Investigators admit that the commingling of symbols makes the case complicated. Waving a Trump flag or campaign insignia are protected free speech, of course.

But the Klan robes, Carl said, have raised fears in a town that had Klan rallies as recently as the 1980s. Nearly 84 percent of the people who live in East Windsor are white, and about 7 percent are black.

Like many cities, East Windsor has both Trump supporters and people who supported Hillary Clinton, Carl said. Arguments between the two factions were heated in the months leading up to the election, he said, but they were never criminal.

In East Windsor, 49 percent of voters chose Trump. Clinton won 46 percent of the vote, according to the state.

Tony Frassinelli, the first selectman in nearby Stafford, said even if the incident wasn’t bigoted in nature, he was embarrassed that it happened near where he lives.

“It’s still unacceptable to not . . . realize how that is hurtful, to not realize the ramifications of your actions,” he said.

During the campaign, Trump tried to distance himself from former KKK leader David Duke and other white nationalist leaders and groups who enthusiastically pledged their support for the now president-elect.

Duke, the former Ku Klux Klan leader who ran unsuccessfully for the U.S. Senate in Louisiana, tweeted “God Bless WikiLeaks” early Wednesday, shortly after Trump won the presidential election.
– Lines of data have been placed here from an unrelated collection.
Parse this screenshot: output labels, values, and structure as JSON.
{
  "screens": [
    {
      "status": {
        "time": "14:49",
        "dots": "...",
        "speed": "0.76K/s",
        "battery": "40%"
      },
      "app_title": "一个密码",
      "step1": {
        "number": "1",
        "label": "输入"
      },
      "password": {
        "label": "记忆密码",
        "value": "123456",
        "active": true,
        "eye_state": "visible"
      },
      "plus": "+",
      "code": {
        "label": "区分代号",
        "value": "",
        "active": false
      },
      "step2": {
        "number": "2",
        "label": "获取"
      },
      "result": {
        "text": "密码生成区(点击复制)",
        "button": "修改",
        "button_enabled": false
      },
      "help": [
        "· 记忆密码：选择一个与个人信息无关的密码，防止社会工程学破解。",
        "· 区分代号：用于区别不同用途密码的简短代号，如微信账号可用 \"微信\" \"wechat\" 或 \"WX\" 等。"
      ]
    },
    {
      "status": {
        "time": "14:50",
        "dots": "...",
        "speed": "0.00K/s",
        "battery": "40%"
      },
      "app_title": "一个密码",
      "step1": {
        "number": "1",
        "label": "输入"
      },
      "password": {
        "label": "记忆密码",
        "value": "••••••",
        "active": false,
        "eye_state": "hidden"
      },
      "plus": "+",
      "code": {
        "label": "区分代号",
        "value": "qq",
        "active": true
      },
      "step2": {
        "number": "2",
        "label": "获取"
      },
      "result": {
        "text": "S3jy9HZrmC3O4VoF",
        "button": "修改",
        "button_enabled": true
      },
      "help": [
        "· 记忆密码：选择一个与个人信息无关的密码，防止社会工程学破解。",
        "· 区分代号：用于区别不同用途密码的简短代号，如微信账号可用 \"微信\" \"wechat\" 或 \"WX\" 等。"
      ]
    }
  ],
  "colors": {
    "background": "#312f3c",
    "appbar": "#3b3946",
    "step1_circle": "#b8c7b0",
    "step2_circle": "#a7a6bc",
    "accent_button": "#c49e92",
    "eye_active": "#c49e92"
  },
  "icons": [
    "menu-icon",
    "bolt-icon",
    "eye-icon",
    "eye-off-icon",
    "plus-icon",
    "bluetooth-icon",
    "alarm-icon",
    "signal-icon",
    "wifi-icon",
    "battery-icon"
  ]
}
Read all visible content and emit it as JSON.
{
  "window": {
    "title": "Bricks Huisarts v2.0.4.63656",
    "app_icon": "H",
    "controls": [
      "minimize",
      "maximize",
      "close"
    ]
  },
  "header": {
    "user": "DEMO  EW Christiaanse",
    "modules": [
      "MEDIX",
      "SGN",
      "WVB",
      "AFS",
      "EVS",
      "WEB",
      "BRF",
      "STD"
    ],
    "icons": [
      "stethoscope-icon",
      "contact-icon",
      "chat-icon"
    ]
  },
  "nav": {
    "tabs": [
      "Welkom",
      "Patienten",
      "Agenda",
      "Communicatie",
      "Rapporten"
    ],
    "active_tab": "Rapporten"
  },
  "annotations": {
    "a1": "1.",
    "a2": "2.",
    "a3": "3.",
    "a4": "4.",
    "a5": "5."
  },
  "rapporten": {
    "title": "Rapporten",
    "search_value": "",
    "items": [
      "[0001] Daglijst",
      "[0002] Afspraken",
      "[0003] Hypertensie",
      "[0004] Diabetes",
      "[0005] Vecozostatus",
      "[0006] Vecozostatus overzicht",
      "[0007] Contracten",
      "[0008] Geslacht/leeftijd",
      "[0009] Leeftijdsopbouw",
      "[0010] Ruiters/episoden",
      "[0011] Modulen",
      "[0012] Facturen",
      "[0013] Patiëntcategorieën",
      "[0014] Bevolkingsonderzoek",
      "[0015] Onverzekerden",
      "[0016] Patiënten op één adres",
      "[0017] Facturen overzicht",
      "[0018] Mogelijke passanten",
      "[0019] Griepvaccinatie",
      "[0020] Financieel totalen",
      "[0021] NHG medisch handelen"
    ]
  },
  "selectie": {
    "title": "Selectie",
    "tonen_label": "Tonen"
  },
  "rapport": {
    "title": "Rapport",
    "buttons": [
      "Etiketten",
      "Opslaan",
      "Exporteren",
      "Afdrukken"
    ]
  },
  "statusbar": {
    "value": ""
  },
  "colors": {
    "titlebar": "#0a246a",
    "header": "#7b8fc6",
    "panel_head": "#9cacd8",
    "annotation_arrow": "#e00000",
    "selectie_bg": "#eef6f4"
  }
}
It was a nod to the organization’s disclosures of emails from Clinton’s campaign that painted her in a bad light.

In the days after Trump’s election, some have wondered aloud if his statements about Muslims, blacks and Mexicans have emboldened people to commit hate crimes.

Recently, an African American church in Mississippi was set on fire and spray-painted with “Vote Trump” on the wall, and another church in Indiana was vandalized with a swastika and the words “Heil Trump,” according to The Washington Post’s Samantha Schmidt and Jasper Scherer.

They wrote that three civil rights groups “have tracked a notable spike” in hate crimes since the election.